Happy Thursday! Ron here with another digital tutorial. We're gonna look at digital stenciling again, but this time with a little twist!
Before we get started, I have to share how this blog post came to be…
A few weeks ago, I blogged about how to create a stencil effect digitally. If you'd like a refresher, click HERE.
Shortly after that blog entry, Winter PSL started and the second week challenge was to use stencils. During that challenge, CS Member Melissa (sarala557), posted a message to her PSL "Pixels" digital team about how she thought of using the digital stencil technique in reverse and posted a couple of cool samples. It just so happened that during that same week, I was thinking about that same thing one morning on my drive to work. Yeah, my mind wanders a bit on my drive and I often come up with some crafting ideas! I told Melissa that I was planning on blogging about this, and here we are!

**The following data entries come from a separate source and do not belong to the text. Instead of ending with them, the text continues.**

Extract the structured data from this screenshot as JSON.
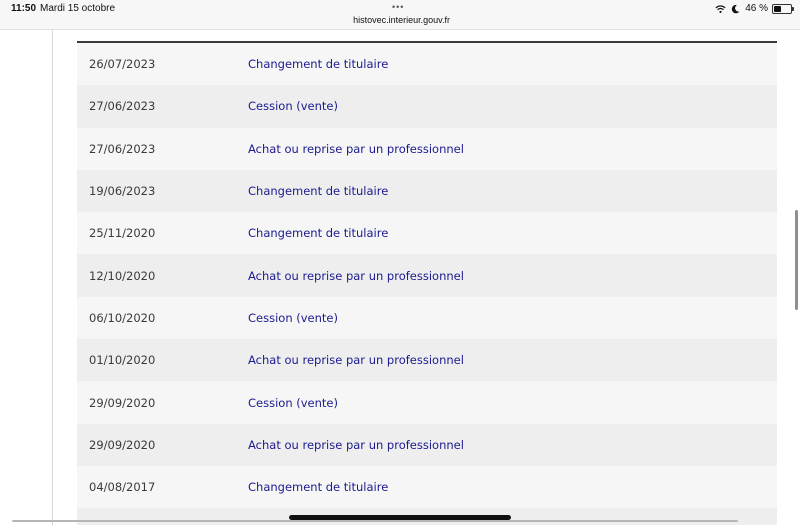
{
  "status_bar": {
    "time": "11:50",
    "date": "Mardi 15 octobre",
    "dots": "•••",
    "url": "histovec.interieur.gouv.fr",
    "battery": "46 %",
    "battery_level": 0.46
  },
  "history": {
    "rows": [
      {
        "date": "26/07/2023",
        "operation": "Changement de titulaire"
      },
      {
        "date": "27/06/2023",
        "operation": "Cession (vente)"
      },
      {
        "date": "27/06/2023",
        "operation": "Achat ou reprise par un professionnel"
      },
      {
        "date": "19/06/2023",
        "operation": "Changement de titulaire"
      },
      {
        "date": "25/11/2020",
        "operation": "Changement de titulaire"
      },
      {
        "date": "12/10/2020",
        "operation": "Achat ou reprise par un professionnel"
      },
      {
        "date": "06/10/2020",
        "operation": "Cession (vente)"
      },
      {
        "date": "01/10/2020",
        "operation": "Achat ou reprise par un professionnel"
      },
      {
        "date": "29/09/2020",
        "operation": "Cession (vente)"
      },
      {
        "date": "29/09/2020",
        "operation": "Achat ou reprise par un professionnel"
      },
      {
        "date": "04/08/2017",
        "operation": "Changement de titulaire"
      }
    ]
  }
}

Here's one of Melissa's layouts showing the reverse technique:
To recap digital stenciling, all you do is drag a stencil or stamp onto your canvas, command or ctrl+click on the thumbnail of the stamp/stencil layer to select it with marching ants, hide the layer, create a new layer and then 'paint' with a fuzzy brush inside the stencil/stamp area, changing colors and varying opacity as you will to get the desired effect.
To reverse stencil, just add 1 step - AFTER you create the new layer, but BEFORE you start to paint, choose 'Inverse' from the Select menu (Shift-CTRL-I in Windows, Shift-Command-I on a Mac) - this will select everything except the stamp/stencil image.
When you paint, you're coloring the background and leaving the image untouched. This can create some really cool looks. Here are a couple of ideas to get you started:
For this first one, I used a stencil file from Artifacts and used a spatter brush in a fairly large size in 4 or 5 different colors at a very low opacity (39%):
Then I decided to turn the stencil layer white, add a little inner shadow for depth, layered it on black and one of the Jubilee backgrounds, add a sentiment stamp and came up with a digital birthday card in about 15 minutes!
In this next sample, I used a Wildflowers background, added 3 stamp images, merged the stamps into a single layer and reverse stenciled in white at 29% opacity using a huge (2500 pixel) chalk brush. This took less than 10 minutes to make.
And for more ideas, check out Melissa's forum post HERE.
Okay, enough inspiration - now go create some wonderful digital stencil art of your own!